Skill Development and Training

The Skill Development and Training programmes are provided in the form of short-term training programs and long-term training programs with the aim of providing employment opportunities to the persons belonging to the transgender community by teaching them market-oriented skills. The training is provided free of cost and a stipend of Rs. 1000 per month per trainee is also given in case of non-residential training. 

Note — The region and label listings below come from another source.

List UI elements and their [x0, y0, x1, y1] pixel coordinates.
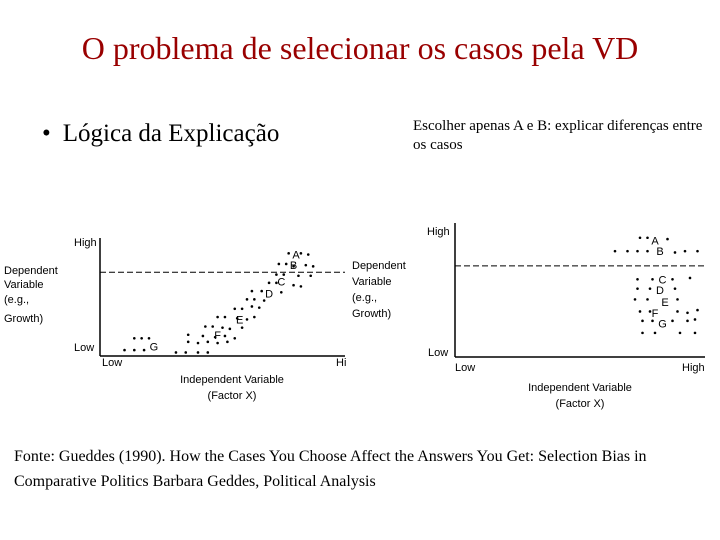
case-points [651, 235, 668, 330]
y-axis-label-line-3: (e.g., [4, 294, 30, 306]
threshold-label-line-1: Dependent [352, 260, 406, 272]
case-point-a: A [292, 249, 300, 262]
scatter-dot [639, 310, 642, 313]
x-low-label: Low [455, 362, 476, 374]
case-point-e: E [235, 314, 244, 327]
x-high-label: High [682, 362, 705, 374]
scatter-dot [634, 298, 637, 301]
scatter-dot [278, 263, 281, 266]
scatter-dot [148, 337, 151, 340]
scatter-dot [694, 318, 697, 321]
scatter-dot [309, 274, 312, 277]
scatter-dot [312, 265, 315, 268]
scatter-dot [143, 349, 146, 352]
scatter-dot [175, 351, 178, 354]
case-point-c: C [277, 276, 286, 289]
scatter-dot [676, 298, 679, 301]
scatter-dot [226, 341, 229, 344]
scatter-dot [197, 342, 200, 345]
scatter-dot [187, 333, 190, 336]
case-point-b: B [289, 260, 298, 273]
scatter-dot [285, 263, 288, 266]
scatter-dot [251, 305, 254, 308]
scatter-dot [260, 290, 263, 293]
scatter-dot [140, 337, 143, 340]
x-axis-label-line-2: (Factor X) [555, 398, 605, 410]
scatter-dot [241, 326, 244, 329]
chart-right [410, 215, 720, 415]
scatter-dot [297, 274, 300, 277]
x-axis-label-line-2: (Factor X) [207, 390, 257, 402]
scatter-dot [641, 332, 644, 335]
case-point-f: F [214, 329, 221, 342]
x-high-label: Hi [336, 357, 347, 369]
scatter-dot [636, 250, 639, 253]
scatter-dot [204, 325, 207, 328]
scatter-dot [246, 298, 249, 301]
scatter-dot [224, 335, 227, 338]
scatter-dot [300, 252, 303, 255]
scatter-dot [674, 287, 677, 290]
scatter-dot [646, 250, 649, 253]
scatter-dot [251, 290, 254, 293]
bullet-item [42, 120, 279, 148]
x-axis-label-line-1: Independent Variable [180, 374, 284, 386]
scatter-dot [636, 278, 639, 281]
scatter-dot [187, 341, 190, 344]
scatter-dot [287, 252, 290, 255]
scatter-dot [292, 284, 295, 287]
scatter-dot [689, 277, 692, 280]
case-point-b: B [656, 246, 664, 259]
scatter-dot [649, 287, 652, 290]
scatter-dot [679, 332, 682, 335]
scatter-dot [221, 326, 224, 329]
scatter-dot [133, 337, 136, 340]
scatter-dot [694, 332, 697, 335]
y-axis-label-line-4: Growth) [4, 313, 44, 325]
scatter-dot [207, 341, 210, 344]
scatter-dot [696, 309, 699, 312]
scatter-dot [676, 310, 679, 313]
scatter-dot [684, 250, 687, 253]
y-axis-label-line-1: Dependent [4, 265, 58, 277]
note-text: Escolher apenas A e B: explicar diferenças entre os casos [413, 118, 703, 153]
scatter-dot [639, 236, 642, 239]
case-point-d: D [265, 288, 274, 301]
scatter-dot [233, 308, 236, 311]
source-citation: Fonte: Gueddes (1990). How the Cases You Choose Affect the Answers You Get: Selection Bias in Comparative Politics Barbara Geddes, Political Analysis [14, 448, 647, 490]
scatter-dot [197, 351, 200, 354]
y-axis-label-line-2: Variable [4, 279, 44, 291]
case-point-a: A [651, 235, 659, 248]
scatter-dot [229, 328, 232, 331]
scatter-dot [300, 285, 303, 288]
scatter-dot [282, 273, 285, 276]
scatter-dot [216, 316, 219, 319]
scatter-dot [651, 278, 654, 281]
scatter-dot [184, 351, 187, 354]
scatter-dot [666, 238, 669, 241]
scatter-dot [207, 351, 210, 354]
scatter-dot [275, 273, 278, 276]
y-low-label: Low [428, 347, 449, 359]
scatter-dot [671, 320, 674, 323]
scatter-dot [233, 337, 236, 340]
scatter-dot [123, 349, 126, 352]
scatter-dot [626, 250, 629, 253]
scatter-dot [636, 287, 639, 290]
scatter-dot [241, 308, 244, 311]
scatter-dot [654, 332, 657, 335]
threshold-label-line-2: Variable [352, 276, 392, 288]
x-axis-label-line-1: Independent Variable [528, 382, 632, 394]
scatter-dot [224, 316, 227, 319]
scatter-dot [646, 236, 649, 239]
case-point-g: G [658, 318, 667, 331]
scatter-dot [651, 320, 654, 323]
y-high-label: High [427, 226, 450, 238]
scatter-dot [686, 311, 689, 314]
y-low-label: Low [74, 342, 95, 354]
scatter-dot [253, 298, 256, 301]
scatter-dot [646, 298, 649, 301]
case-point-g: G [149, 341, 159, 354]
case-point-f: F [651, 307, 659, 320]
threshold-label-line-4: Growth) [352, 308, 392, 320]
scatter-dot [268, 282, 271, 285]
scatter-dot [614, 250, 617, 253]
slide-title: O problema de selecionar os casos pela VD [81, 30, 639, 66]
chart-left [0, 220, 410, 410]
bullet-text: Lógica da Explicação [62, 120, 280, 147]
scatter-dot [307, 253, 310, 256]
case-point-c: C [658, 274, 667, 287]
x-low-label: Low [102, 357, 123, 369]
case-point-d: D [656, 285, 664, 297]
scatter-dot [674, 251, 677, 254]
case-points [150, 250, 301, 354]
scatter-dot [246, 318, 249, 321]
scatter-dot [305, 264, 308, 267]
bullet-dot-icon: • [42, 120, 51, 147]
scatter-dot [253, 316, 256, 319]
scatter-dot [258, 306, 261, 309]
scatter-dot [216, 342, 219, 345]
scatter-dot [133, 349, 136, 352]
y-high-label: High [74, 237, 97, 249]
scatter-dot [641, 320, 644, 323]
scatter-dot [280, 291, 283, 294]
case-point-e: E [661, 297, 669, 310]
threshold-label-line-3: (e.g., [352, 292, 378, 304]
scatter-dot [202, 335, 205, 338]
scatter-dot [696, 250, 699, 253]
scatter-dot [686, 320, 689, 323]
scatter-dot [211, 325, 214, 328]
scatter-dot [671, 278, 674, 281]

Medical Support and Health Benefits

This scheme aims to provide health insurance coverage to all transgender persons living in India to improve their health condition through proper treatment including sex reassignment surgery as well as medical support. The scheme would cover all transgender persons not receiving such benefits from others centre/state-sponsored schemes.

Eligibility

The transgender persons will be selected as per the following criteria:

  • The beneficiary should be a transgender person as notified by the Government of India holding a Transgender Certificate & Identity Card issued by the National Portal for Transgender Persons. 
  • The beneficiary should not be availing similar benefits from any other scheme of the Centre or state government. 

Conclusion

This article has extensively discussed the various policy measures, schemes and other initiatives undertaken by the Government of India to achieve gender equality in India. These schemes and measures seek to uplift, protect and empower women and persons of the transgender community to enable them to enjoy an equal status in personal and public life and to eliminate all forms of discrimination, prejudice and unfair treatment meted out to them. While there are a plethora of schemes and laws that have been formulated and are being formulated to address the gender inequalities in India, what is required is the continuous monitoring and tracking of the implementation of these measures. In addition to that, the timely revival and updation of these policies to make them more inclusive and responsive to the urgent needs of a particular situation or crisis will go a long way in accelerating the achievement of the goal of gender equality in India.